Historically libcrypt.so.1 was there, it's a rather recent "innovation" that it's not.

For better or worse, this is how SONAME:s work on linux. Distros can ship new ABI versions as long as the distro has updated all their own packages.

indygreg commented 1 year ago

Relying on existence of libcrypt.so.1 (and other libraries covered by the Linux Standard Base specifications, such as libc.so.6) has been a solid strategy for >10 years. While Linux user space isn't really stable, the LSB specifications are supposed to define a set of stable libraries and APIs.

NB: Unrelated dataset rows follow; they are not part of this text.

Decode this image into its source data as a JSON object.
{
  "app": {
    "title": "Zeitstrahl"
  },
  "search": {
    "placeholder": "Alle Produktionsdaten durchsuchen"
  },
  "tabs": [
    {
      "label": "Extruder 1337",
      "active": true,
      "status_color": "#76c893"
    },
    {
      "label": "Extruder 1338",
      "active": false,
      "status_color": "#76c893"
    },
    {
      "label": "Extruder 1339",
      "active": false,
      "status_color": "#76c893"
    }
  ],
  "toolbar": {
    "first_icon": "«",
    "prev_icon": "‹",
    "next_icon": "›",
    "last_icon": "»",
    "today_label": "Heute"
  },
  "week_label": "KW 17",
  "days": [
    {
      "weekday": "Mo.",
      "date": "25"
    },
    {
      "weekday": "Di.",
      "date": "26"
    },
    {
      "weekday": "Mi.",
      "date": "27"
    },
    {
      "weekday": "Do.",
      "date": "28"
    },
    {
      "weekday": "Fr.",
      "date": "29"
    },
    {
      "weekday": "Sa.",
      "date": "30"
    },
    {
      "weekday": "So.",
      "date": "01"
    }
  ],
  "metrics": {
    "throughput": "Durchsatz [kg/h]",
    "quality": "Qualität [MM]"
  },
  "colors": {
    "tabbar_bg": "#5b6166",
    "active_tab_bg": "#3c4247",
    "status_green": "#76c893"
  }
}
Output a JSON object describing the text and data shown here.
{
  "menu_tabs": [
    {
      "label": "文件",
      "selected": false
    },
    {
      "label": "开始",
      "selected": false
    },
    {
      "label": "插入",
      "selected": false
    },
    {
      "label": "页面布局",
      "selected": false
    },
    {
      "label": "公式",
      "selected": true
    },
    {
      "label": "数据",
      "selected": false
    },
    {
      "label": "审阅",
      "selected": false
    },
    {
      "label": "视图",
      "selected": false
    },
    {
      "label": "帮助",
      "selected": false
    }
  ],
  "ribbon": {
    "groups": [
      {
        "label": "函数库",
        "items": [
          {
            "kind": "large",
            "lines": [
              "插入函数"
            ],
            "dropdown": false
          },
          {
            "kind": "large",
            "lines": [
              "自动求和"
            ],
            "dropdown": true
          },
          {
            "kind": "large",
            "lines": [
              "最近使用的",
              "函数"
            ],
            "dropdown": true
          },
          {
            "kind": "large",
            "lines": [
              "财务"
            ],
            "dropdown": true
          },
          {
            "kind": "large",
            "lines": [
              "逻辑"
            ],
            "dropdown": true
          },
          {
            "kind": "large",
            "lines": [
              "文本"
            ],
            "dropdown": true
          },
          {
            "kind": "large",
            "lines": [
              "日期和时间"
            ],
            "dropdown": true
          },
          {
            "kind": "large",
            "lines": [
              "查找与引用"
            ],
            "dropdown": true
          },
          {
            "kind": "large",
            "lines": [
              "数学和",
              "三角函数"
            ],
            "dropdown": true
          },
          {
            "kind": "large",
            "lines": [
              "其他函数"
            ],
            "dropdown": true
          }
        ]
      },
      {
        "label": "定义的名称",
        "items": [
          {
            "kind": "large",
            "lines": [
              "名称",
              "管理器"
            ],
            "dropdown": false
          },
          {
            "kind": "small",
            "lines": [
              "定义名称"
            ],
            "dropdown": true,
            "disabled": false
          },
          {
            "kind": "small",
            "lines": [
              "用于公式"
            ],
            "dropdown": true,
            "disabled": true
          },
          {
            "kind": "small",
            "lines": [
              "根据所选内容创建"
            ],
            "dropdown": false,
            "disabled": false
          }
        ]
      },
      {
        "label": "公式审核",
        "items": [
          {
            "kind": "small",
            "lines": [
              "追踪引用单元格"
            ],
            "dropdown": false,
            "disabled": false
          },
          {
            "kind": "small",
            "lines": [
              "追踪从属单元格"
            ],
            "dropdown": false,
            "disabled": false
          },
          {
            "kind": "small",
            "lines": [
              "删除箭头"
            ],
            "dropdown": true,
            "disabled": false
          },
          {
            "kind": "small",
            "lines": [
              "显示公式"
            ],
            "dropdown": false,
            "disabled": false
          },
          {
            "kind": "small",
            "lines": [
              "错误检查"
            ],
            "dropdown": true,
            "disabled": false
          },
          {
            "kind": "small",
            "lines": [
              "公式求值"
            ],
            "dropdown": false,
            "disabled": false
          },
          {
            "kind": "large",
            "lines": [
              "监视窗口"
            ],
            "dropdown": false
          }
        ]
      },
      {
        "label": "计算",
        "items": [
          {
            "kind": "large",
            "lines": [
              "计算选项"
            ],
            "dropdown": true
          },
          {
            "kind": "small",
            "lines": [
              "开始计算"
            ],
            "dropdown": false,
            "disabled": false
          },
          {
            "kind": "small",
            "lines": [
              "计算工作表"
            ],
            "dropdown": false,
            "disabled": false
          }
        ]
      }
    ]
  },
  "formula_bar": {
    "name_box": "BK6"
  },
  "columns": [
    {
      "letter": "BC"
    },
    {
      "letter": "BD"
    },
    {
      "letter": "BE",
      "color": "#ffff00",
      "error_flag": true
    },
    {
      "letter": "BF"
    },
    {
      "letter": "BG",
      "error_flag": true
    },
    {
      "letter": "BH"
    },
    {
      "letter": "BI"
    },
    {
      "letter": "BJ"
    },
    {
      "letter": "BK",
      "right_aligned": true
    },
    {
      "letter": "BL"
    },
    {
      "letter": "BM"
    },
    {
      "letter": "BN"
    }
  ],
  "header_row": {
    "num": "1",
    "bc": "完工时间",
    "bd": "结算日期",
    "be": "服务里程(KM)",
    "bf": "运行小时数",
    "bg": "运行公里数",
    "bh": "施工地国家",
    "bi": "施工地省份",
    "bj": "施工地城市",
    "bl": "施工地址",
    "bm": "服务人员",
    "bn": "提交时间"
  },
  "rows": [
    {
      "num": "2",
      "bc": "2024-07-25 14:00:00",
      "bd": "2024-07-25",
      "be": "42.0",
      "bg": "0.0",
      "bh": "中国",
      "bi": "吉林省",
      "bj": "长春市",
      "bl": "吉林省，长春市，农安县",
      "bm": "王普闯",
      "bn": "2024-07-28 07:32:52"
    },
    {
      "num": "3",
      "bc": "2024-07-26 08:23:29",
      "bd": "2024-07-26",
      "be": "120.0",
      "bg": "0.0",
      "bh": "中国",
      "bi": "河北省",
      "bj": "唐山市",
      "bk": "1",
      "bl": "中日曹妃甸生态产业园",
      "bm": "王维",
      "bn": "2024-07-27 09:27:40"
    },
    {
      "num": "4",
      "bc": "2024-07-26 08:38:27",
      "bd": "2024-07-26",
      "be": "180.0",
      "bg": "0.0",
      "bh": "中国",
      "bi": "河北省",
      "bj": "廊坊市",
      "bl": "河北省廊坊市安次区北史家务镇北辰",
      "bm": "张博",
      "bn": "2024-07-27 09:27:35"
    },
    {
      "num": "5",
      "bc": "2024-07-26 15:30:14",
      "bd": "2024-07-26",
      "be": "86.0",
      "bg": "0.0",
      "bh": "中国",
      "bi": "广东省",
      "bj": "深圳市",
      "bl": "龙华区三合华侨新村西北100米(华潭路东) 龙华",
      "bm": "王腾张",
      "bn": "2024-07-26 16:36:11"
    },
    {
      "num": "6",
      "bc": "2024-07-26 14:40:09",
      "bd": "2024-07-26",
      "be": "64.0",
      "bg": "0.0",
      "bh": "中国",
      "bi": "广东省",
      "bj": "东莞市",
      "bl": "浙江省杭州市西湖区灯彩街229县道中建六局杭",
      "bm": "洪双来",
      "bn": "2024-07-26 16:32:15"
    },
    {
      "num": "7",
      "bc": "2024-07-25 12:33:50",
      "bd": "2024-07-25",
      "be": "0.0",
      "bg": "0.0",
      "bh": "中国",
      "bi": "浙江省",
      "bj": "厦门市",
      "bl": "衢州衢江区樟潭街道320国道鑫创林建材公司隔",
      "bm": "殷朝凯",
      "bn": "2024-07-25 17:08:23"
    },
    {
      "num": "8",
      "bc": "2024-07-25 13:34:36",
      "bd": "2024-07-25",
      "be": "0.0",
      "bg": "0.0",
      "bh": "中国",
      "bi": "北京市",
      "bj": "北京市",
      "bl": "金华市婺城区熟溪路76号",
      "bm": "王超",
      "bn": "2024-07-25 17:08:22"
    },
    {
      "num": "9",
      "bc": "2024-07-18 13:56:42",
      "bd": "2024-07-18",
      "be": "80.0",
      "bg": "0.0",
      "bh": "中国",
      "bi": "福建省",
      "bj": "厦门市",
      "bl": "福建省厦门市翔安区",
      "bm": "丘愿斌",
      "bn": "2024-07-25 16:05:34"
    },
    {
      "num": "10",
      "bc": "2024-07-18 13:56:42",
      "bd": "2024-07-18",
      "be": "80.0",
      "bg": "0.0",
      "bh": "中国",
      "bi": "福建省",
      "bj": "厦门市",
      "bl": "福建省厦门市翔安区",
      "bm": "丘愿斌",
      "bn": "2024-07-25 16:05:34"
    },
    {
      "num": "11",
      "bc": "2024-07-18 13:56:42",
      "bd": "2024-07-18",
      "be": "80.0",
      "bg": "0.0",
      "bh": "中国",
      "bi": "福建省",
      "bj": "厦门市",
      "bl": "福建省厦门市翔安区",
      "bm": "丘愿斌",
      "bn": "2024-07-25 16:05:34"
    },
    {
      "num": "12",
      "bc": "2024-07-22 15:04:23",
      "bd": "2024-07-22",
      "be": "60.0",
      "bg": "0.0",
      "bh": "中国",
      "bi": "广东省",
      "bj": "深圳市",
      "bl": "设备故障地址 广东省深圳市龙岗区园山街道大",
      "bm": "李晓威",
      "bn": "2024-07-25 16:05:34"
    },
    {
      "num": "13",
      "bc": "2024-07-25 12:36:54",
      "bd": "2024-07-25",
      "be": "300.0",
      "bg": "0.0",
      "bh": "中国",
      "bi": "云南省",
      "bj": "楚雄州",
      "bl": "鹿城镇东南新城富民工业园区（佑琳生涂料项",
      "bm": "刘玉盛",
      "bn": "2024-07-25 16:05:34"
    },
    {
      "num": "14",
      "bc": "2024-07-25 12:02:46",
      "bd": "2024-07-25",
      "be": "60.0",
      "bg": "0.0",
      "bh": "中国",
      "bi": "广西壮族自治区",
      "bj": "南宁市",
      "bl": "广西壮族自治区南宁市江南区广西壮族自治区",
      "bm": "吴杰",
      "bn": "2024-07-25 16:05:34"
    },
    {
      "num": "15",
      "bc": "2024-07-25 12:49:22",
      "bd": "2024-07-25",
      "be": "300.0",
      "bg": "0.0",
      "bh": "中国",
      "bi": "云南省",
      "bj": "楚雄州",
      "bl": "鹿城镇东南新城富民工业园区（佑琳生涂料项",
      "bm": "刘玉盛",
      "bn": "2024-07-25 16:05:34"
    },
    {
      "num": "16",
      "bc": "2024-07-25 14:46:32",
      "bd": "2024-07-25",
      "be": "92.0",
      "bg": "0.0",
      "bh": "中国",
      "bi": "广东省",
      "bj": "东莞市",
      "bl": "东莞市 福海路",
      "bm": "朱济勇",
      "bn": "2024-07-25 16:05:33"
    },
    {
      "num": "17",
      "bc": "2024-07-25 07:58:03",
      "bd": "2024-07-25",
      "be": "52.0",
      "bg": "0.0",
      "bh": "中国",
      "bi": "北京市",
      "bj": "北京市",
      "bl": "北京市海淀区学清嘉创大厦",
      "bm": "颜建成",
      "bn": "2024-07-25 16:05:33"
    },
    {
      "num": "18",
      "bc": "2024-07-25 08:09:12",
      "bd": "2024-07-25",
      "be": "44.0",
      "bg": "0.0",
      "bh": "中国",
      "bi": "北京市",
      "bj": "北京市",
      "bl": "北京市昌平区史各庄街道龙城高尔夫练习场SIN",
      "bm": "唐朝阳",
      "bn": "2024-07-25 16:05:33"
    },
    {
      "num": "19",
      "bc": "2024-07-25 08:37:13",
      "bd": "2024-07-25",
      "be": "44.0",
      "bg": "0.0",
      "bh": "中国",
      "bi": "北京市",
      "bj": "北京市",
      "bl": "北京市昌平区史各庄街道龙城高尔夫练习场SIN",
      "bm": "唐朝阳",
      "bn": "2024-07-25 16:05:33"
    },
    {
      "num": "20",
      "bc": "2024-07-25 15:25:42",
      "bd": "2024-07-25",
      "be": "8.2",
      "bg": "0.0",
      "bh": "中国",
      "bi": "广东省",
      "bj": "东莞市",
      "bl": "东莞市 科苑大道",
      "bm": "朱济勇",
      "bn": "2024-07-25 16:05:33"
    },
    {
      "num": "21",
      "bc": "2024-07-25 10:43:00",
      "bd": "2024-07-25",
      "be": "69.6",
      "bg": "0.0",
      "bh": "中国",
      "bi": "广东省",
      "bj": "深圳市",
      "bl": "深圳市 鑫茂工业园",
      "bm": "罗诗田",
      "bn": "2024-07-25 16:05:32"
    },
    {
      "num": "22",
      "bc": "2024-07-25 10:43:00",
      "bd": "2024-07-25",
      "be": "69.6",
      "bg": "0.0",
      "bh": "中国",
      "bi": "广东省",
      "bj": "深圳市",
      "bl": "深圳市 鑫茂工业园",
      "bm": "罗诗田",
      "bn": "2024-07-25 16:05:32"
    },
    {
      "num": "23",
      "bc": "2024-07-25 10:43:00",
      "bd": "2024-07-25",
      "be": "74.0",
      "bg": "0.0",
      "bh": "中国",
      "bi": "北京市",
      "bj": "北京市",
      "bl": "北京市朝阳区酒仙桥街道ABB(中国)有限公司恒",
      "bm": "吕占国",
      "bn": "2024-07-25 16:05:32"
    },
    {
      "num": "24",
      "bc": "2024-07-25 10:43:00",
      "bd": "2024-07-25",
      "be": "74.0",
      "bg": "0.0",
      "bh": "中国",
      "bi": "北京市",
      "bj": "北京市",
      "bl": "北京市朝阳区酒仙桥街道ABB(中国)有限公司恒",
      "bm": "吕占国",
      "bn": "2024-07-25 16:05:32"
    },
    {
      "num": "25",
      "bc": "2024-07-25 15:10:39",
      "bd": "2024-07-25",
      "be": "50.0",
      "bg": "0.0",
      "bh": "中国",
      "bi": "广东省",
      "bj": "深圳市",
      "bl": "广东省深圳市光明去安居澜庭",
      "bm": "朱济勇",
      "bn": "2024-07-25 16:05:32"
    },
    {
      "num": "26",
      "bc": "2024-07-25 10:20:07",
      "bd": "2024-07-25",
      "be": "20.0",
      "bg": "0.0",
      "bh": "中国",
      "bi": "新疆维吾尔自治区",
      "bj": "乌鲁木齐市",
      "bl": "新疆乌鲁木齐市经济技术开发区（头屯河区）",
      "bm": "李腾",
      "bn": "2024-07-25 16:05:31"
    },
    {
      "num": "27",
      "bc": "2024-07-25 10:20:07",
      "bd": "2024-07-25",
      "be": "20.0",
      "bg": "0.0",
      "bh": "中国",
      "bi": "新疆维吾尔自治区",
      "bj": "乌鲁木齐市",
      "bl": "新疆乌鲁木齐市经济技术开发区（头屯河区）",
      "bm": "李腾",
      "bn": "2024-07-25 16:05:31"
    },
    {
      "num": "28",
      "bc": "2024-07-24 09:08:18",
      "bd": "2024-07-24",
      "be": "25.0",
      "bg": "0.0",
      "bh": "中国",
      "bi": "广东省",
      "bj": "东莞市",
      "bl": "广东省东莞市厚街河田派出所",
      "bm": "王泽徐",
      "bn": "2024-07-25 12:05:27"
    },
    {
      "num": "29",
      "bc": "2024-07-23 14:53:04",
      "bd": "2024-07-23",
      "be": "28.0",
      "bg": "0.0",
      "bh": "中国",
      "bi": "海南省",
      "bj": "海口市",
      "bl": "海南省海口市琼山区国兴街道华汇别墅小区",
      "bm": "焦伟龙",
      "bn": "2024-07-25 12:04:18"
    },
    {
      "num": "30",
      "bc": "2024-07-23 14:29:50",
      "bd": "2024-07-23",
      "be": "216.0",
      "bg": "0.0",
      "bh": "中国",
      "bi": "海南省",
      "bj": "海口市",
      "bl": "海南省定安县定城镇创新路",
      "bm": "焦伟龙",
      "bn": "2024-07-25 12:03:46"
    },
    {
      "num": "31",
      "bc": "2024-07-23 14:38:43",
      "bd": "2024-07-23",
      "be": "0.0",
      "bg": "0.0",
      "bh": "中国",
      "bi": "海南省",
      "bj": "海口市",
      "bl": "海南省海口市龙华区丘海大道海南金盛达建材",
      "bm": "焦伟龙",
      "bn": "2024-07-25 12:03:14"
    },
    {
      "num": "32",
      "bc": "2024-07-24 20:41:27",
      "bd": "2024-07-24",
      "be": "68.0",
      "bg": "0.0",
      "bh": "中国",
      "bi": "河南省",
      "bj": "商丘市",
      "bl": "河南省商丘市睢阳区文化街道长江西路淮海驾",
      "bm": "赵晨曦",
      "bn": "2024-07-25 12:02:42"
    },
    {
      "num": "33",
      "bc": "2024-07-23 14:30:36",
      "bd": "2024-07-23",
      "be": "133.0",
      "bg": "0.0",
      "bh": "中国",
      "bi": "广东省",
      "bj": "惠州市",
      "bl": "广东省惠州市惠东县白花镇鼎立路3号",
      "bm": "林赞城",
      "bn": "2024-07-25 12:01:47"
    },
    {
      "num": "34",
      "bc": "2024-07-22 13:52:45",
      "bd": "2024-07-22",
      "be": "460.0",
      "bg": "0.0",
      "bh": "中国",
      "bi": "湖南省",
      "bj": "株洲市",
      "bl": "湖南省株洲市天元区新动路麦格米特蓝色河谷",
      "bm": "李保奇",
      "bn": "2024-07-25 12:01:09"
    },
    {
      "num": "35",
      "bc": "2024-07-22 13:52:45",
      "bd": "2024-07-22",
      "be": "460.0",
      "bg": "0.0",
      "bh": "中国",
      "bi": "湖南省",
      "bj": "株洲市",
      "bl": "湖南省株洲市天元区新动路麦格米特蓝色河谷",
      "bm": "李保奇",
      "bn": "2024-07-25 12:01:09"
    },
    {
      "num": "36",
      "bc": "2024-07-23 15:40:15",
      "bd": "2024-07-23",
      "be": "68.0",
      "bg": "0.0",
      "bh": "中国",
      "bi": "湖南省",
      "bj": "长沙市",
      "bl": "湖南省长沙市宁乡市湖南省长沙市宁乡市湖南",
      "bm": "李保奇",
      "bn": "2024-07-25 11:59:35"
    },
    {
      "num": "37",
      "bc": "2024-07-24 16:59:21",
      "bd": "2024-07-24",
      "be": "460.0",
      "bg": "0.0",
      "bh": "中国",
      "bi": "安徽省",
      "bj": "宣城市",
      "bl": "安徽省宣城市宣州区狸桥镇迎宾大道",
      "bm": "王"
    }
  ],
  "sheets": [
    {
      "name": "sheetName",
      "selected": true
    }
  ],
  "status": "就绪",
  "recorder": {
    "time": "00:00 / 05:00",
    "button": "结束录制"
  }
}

What's changed in the past several months is a bunch of distros appear to be chucking glibc's libcrypt.so.1 out the window in favor of libxcrypt and discarding compliance with the LSB specifications in the process. (I know glibc has talked about removing libcrypt but I'm not sure if they are going through with it or the distros all see the writing on the wall and are doing this preemptively.)

I've also heard that distros don't really care about LSB compliance these days anyway and LSB is effectively in a zombie state. I'm not aware of a viable alternative. This is really a shame because it makes it vastly more difficult to construct portable Linux binaries since there are no ~universally agreed upon standards for what is in Linux user space.

typically the line for a "standalone" executable has been the libraries provided by glibc itself

Historically libcrypt.so.1 was provided by glibc. Its presence was as constant as libc.so.6! Hence why I thought it was safe to require.

Anyway, I started hacking on patches to make _crypt a standalone shared library. It isn't trivially straightforward given all the patches we're applying to statically linked extension modules. I'm really tempted to just delete _crypt completely. I wonder if anyone will notice...

mitsuhiko commented 1 year ago

I'm really tempted to just delete _crypt completely. I wonder if anyone will notice...

I believe there are a handful of operations related tools that might benefit of having it, but the question is really if these builds want to go down that path. In particular I know that saltstack and a few other tools of that nature uses the _crypt module.

That said, a lot of tools were already written to catch crypt not being installed and gradually degrade as some linux distributions historically already split off that module into it's own package.

indygreg commented 1 year ago

As the GitHub issue timeline shows, I think I'm close to a working patch to move _crypt out of libpython and into a standalone shared library.

rmartin16 commented 10 months ago

Was this dependency removed for all released Python versions?

When trying to use 3.8, 3.9, and 3.10 from releases 20231002 or 20230826, I experience the same issue with libcrypt.so.1. I can certainly provide more details in a new ticket...I just wanted to confirm this change was intended to apply to all versions or not first.

indygreg commented 10 months ago

Yes, the intent was for all Python versions to only link libcrypt.so.1 via the _crypt.so extension module and not any other ELF binary.